Titulaire d’un doctorat en océanographie physique, Jérôme Aucan a longtemps travaillé à l’University of Hawaii Sea Level Center (USA) avant d’intégrer l’IRD. Il a participé à de nombreuses campagnes en mer.
En partenariat avec l'IRD.
Captation par la chaine TV Caledonia : https://youtu.be/_Dyq2INoxow
Conférence de Gilbert Castet, Président du musée maritime de Nouvelle-Calédonie
Jeudi 23 juillet 2020 à 18h, entrée libre dans la limite des places disponibles (durée env 1h)
Session supplémentaire jeudi 30 juillet 2020 à 18h
Les îles Chesterfield, partie intégrante du Parc naturel de la Mer de Corail, abritent une biodiversité exceptionnelle aujourd’hui bien connue de tous. Mais qui se souvient de l’histoire de cet archipel calédonien dont le nom fut donné en 1793 par un baleinier anglais ?
Devenu un point de passage pour les navires de commerce et les baleiniers, cet archipel inhabité, situé à 550 km au nord-ouest de la Grande Terre, est connu des marins comme une zone de navigation particulièrement dangereuse, à l’origine de plusieurs naufrages. Cette mauvaise réputation n’a pas empêché de nombreuses colonies d’oiseaux marins de s’y installer depuis plusieurs siècles et d’y produire du guano.

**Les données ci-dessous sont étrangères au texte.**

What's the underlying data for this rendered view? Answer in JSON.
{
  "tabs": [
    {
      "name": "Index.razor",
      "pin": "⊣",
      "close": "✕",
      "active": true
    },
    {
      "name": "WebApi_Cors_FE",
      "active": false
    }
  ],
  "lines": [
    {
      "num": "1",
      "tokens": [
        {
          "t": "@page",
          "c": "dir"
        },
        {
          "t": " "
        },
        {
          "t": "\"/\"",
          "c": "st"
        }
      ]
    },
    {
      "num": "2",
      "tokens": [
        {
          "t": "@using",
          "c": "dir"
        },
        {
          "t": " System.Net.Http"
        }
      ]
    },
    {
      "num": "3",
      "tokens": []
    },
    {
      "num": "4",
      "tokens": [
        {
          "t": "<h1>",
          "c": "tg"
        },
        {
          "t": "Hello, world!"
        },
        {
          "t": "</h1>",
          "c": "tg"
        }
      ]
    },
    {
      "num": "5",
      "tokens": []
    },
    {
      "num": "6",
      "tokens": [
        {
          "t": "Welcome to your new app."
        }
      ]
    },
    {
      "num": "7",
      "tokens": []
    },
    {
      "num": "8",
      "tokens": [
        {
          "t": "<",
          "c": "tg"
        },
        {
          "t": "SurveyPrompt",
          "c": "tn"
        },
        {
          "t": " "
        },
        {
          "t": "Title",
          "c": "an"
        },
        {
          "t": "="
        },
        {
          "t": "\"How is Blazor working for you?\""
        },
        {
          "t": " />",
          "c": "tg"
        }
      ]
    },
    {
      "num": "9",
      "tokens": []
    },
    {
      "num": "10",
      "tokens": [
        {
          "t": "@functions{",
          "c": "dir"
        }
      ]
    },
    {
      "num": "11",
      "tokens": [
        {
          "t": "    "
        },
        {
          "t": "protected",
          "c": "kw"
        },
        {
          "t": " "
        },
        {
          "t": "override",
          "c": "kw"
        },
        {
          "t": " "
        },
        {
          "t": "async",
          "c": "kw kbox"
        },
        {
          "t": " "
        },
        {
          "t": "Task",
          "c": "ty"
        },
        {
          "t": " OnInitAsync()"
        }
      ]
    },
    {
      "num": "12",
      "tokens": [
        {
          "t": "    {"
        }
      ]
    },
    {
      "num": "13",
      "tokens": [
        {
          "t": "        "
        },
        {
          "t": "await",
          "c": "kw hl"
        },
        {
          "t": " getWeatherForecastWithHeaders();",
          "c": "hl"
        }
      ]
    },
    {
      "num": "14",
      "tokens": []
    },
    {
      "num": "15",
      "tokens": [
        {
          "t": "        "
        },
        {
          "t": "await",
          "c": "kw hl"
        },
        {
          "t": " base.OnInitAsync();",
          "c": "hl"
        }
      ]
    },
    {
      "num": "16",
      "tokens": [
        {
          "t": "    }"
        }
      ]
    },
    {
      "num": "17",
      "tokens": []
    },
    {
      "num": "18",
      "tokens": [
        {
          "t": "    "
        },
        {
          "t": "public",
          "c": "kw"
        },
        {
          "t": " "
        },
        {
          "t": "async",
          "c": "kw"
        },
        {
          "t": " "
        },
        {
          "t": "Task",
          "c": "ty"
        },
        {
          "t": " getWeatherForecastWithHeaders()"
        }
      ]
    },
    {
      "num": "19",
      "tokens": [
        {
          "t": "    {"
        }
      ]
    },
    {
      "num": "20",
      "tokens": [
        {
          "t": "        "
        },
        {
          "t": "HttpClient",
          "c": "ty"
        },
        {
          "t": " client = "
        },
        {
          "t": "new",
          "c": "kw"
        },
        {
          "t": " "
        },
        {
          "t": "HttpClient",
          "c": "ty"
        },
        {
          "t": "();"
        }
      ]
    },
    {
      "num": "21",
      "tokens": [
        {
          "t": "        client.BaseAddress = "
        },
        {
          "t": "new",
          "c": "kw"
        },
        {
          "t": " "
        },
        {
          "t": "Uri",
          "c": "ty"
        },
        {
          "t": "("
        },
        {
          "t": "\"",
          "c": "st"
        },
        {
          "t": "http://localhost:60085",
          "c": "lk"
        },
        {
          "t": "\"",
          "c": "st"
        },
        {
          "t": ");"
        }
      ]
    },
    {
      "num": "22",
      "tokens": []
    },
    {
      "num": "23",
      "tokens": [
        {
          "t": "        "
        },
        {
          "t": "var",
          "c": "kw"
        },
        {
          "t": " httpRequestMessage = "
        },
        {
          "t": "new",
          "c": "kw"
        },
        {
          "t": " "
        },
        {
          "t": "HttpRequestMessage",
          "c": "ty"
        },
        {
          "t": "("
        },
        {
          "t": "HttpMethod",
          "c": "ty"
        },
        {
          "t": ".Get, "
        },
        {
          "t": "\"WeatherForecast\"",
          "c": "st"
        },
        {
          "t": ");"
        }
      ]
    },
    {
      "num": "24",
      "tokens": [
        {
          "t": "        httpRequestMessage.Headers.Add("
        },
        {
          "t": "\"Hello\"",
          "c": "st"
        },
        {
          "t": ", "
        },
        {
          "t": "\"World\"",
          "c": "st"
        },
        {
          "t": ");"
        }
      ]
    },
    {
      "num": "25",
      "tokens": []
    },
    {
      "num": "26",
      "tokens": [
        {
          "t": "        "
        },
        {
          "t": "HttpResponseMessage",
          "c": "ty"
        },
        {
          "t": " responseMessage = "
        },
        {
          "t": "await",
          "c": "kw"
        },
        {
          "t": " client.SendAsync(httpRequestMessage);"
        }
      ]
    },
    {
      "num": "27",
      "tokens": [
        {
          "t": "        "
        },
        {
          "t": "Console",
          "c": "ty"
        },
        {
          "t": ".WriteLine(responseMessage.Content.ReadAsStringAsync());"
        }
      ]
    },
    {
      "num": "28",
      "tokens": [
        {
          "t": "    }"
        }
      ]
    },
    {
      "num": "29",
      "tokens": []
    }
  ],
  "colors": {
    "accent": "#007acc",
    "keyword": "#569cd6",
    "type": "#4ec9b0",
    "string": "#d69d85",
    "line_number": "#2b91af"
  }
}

Utilisé comme engrais naturel au 19ème siècle, le guano devient rapidement une ressource stratégique indispensable au développement de l’agriculture. Il n’en faudra pas plus pour que la France décide en 1878 de prendre possession de l’archipel, devançant de peu les Anglais…
Gilbert Castet, vous propose de découvrir l’histoire mouvementée de cet archipel, qui fut le lieu de nombreuses péripéties et naufrages.
Captation de la conférence par la chaîne TV Caledonia
Causerie de Mathieu Macias
Mardi 7 juillet 2020 à 18h, entrée libre dans la limite des places disponibles
En parallèle de l’exposition « Féeries sous-marines », le photographe professionnel Mathieu Macias vous propose de partager sa passion tout en dévoilant quelques secrets de fabrication.
Comment choisir son matériel, capter la lumière disponible et la compléter avec une lumière d’appoint, trouver le bon placement sous l’eau ? Autant de choses importantes à prendre en compte pour garantir de belles images.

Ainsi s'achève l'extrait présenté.